Because again, by lowering myself and coming and meeting them where they are, I can establish that rapport, and remember, as I start to stand up, my tonality starts to change, they will mimic it. They’ll get fired up. They’ll be pumped. They’ll see what the barrier was. Something might just be holding them back, kind of that dark cloud under them, so posture’s great. Another one is a gesture. Gesture’s really important. What gestures are they making, or facial expressions and blinking? You see someone doing excessive blinking, or maybe someone doesn’t blink at all. Just noticing these little subtle cues, but also breathing. Are they diaphragmatically breathing, or is it a shallow breath? Those are things to take care of. Now tonality. Tone or pitch is very important, but also tempo. Now, I have a great friend named Warren. Now, he’s down in the South, and we talk very differently.

I’ll have a cup of coffee, and we’ll have a conversation, and I’m talking a mile a minute, whereas Warren’s got that more laid-back southern drawl, and so we talk very differently, though we have rapport because of other reasons. For me to be able to communicate with Warren in a way that has a positive impact, if I was trying just to gain rapport, I would slow down my speech and meet his. Now, Warren’s extremely intelligent, so Warren, on the other hand, talking to me, if he’s trying to get a point across, he would speed it up. Nothing wrong with that. Now, Warren and I have an excellent rapport, so this isn’t an issue, but when I’m trying to make rapport, this is extremely important. Now, also, kind of the quality of my speech or the volume. How loud am I being, versus how soft?

If you’ve ever tried to speak to someone who’s extremely soft-spoken and you’re loud, you can feel that abrasiveness that they’re feeling coming back, or vice-versa. If you’re soft-spoken and somebody comes up to you in a very loud and boisterous voice, you feel like, “Whoa, hold on,” and you feel that soft person, if you’re the loud person, is maybe too meek. It doesn’t matter. Just meet them on their own terms, and then words. Again, we said words are 7%, but are they using predicates, what are the key words that they’re using? Are they talking about how they feel, or are they talking about what they think? Those are two different things. “I feel that we should be doing this,” or, “I think that we should be doing this.” One person is leading from emotion, and therefore to gain rapport, I’ll steer the conversation from an emotional standpoint.

“Yeah, my gut’s telling me we should.” That’s a feeling, but it’s also a physiological saying because I’m actually pointing to my gut.

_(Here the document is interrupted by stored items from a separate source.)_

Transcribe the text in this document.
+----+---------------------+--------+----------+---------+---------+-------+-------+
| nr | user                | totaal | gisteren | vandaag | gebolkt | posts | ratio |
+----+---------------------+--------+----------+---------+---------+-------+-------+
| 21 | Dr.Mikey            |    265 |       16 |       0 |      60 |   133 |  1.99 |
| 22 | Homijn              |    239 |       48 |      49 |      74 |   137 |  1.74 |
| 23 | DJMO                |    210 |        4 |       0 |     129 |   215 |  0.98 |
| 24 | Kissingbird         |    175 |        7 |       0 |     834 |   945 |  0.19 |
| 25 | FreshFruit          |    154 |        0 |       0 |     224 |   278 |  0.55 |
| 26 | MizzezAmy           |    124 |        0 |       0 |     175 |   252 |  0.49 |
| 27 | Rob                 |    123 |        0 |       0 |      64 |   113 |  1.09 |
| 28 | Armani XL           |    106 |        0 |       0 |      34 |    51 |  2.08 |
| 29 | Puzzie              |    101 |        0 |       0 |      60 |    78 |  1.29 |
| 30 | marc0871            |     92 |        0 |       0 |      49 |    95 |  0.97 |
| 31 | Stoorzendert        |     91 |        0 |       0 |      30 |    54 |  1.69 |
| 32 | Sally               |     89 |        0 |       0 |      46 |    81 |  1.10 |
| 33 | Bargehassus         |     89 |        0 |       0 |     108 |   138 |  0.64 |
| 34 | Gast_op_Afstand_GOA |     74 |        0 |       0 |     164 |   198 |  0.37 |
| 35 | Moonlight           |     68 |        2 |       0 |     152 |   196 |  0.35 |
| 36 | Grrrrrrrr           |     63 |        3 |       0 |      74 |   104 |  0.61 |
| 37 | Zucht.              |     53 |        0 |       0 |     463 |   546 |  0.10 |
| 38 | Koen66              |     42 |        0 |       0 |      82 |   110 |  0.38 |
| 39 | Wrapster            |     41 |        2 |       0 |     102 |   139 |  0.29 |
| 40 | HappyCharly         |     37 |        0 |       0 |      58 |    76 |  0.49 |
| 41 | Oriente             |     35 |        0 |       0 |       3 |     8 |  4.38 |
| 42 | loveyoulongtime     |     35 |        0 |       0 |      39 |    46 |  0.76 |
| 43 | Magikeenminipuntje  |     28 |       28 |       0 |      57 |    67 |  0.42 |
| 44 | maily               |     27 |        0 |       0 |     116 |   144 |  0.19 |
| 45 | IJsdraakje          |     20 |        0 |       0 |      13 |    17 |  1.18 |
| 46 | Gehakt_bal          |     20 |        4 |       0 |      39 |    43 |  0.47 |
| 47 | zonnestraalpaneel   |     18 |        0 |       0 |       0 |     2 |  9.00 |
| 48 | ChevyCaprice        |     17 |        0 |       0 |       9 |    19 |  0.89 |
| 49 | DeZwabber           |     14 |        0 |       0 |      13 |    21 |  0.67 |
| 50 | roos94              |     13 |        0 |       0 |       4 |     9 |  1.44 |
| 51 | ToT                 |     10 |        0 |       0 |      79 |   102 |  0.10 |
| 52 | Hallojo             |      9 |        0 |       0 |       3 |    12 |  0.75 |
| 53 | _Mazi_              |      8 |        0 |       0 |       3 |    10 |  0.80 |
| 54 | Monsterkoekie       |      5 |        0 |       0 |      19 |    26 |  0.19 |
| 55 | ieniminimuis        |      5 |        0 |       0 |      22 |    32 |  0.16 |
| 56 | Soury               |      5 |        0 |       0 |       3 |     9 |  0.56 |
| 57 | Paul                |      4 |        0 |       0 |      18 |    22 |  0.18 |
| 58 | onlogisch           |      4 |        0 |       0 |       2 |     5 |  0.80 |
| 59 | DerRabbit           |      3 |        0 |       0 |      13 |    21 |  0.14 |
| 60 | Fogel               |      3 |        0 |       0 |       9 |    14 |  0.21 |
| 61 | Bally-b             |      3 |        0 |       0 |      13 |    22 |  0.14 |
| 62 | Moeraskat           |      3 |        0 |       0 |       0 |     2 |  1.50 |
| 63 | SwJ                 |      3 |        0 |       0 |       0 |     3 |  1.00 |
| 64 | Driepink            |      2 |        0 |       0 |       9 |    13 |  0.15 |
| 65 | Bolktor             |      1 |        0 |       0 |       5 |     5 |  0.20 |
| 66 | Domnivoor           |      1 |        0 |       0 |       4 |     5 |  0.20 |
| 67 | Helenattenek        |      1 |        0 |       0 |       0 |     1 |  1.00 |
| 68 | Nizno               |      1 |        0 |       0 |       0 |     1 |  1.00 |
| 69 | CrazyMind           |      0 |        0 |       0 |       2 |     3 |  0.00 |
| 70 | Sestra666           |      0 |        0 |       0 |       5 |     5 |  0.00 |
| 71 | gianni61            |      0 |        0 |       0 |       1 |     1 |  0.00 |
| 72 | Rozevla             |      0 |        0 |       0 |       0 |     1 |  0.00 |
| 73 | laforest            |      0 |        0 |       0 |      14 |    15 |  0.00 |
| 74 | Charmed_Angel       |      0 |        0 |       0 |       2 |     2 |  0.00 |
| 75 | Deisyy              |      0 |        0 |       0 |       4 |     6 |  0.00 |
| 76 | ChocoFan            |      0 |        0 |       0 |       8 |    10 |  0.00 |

But if I say, “Hey, I think we should do this,” I’m really talking about a logical step here, so really listening to the words and how well you can mimic those words. What are those key words that they keep using? And the common expressions and associations are also positive, and then just looking at content chunks, so utilizing rapport really is just the first step to establishing basic communication in your relationships or in your business. Now, in relationships, if you get in a heated argument or something like that with a loved one, maybe it’s your spouse, establishing that rapport is really important, because they’re triggered, and trying to break down their walls is going to be very difficult, so the key is just to really do it. If they’re sitting down and you’re standing up, go ahead and take a seat. If they cross their leg, go ahead and cross your leg too.

Make sure you’re sitting across from them so you can see them and you’re mirroring their gestures. Don’t do it obviously. They’ll pick up on it, and it’ll look disingenuine, but if you’re coming from a genuine place of trying to help that person, there’s nothing wrong with using a little rapport to go ahead and push the envelope a little bit and get what both of you really want there.

That’s it for me, I’ll see you tomorrow!